Xing and colleagues investigated the utility of BRAF mutation testing of thyroid FNA specimens for preoperative risk stratification of PTC in 190 patients. (11) A BRAF mutation in preoperative FNA specimens was associated with poorer clinicopathologic outcomes of PTC. In comparison with the wild-type allele, a BRAF mutation strongly predicted extrathyroidal extension (23% vs. 11%; P=0.039), thyroid capsular invasion (29% vs. 16%; P=0.045), and lymph node metastasis (38% vs. 18%; P=0.002). During a median follow-up of 3 years (range, 0.6 to 10 years), PTC persistence/recurrence was seen in 36% of BRAF mutation-positive patients versus 12% of BRAF mutation-negative patients, with an odds ratio of 4.16 (95% confidence interval [CI]: 1.70 to 10.17; P=0.002). The positive and negative predictive values for preoperative FNA-detected BRAF mutation to predict PTC persistence/recurrence were 36% and 88%, respectively, for all histologic subtypes of PTC. The authors concluded that preoperative BRAF mutation testing of FNA specimens may provide a novel tool to preoperatively identify PTC patients at higher risk for extensive disease (extrathyroidal extension and lymph node metastases) and those who are more likely to manifest disease persistence/recurrence.

National Cancer Institute Clinical Trials

No Phase 3 trials analyzing mutation analysis in fine needle aspirates of the thyroid were identified.

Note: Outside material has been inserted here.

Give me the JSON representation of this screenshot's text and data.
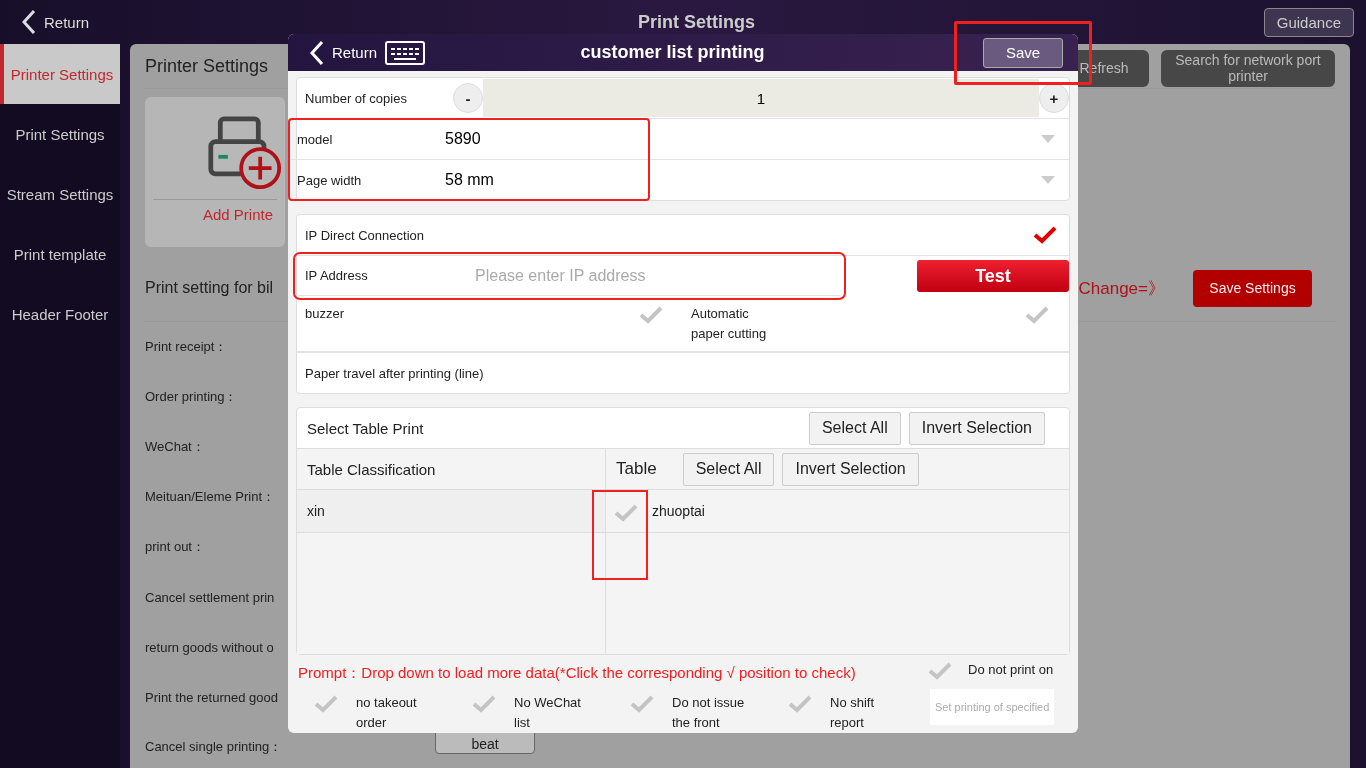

Mutation analysis of fine needle aspirates (FNA) of the thyroid that are cytologically indeterminate has a high positive predictive value for malignancy. However, patients with an equivocal FNA result would likely proceed to surgery regardless of mutation status, with intraoperative consultation to guide the necessity and extent of surgery. Mutation analysis does not achieve a high enough negative predictive value to identify which patients can undergo watchful waiting over thyroid surgery, and there are no known markers that can identify benign thyroid lesions.

Therefore, the incremental added value of a molecular test to an equivocal FNA result is not known.

Although mutation analysis has potential to improve the accuracy of an equivocal FNA of the thyroid and may play a role in preoperative risk stratification and surgical planning, at this time it is not clear how it will impact patient management or surgical decision making and is considered experimental, investigational and unproven.

Practice Guidelines and Position Statements

The American Thyroid Association (ATA) guidelines suggest consideration of the use of molecular markers like BRAF, RAS, RET/PTC, PAX8-PPARγ or galectin-3 for patients with indeterminate cytology on FNA and that if detectable, these markers can help guide thyroid nodule management by assisting in estimating thyroid cancer risk. (12)

National Comprehensive Cancer Network (NCCN) Guidelines on the treatment of thyroid cancer state that “molecular diagnostics to detect individual mutations in BRAF, RET, or RAS or pattern recognition approaches using molecular classifiers may be useful in the evaluation of FNA samples that are indeterminate (i.e., follicular lesion of undetermined significance”). (13)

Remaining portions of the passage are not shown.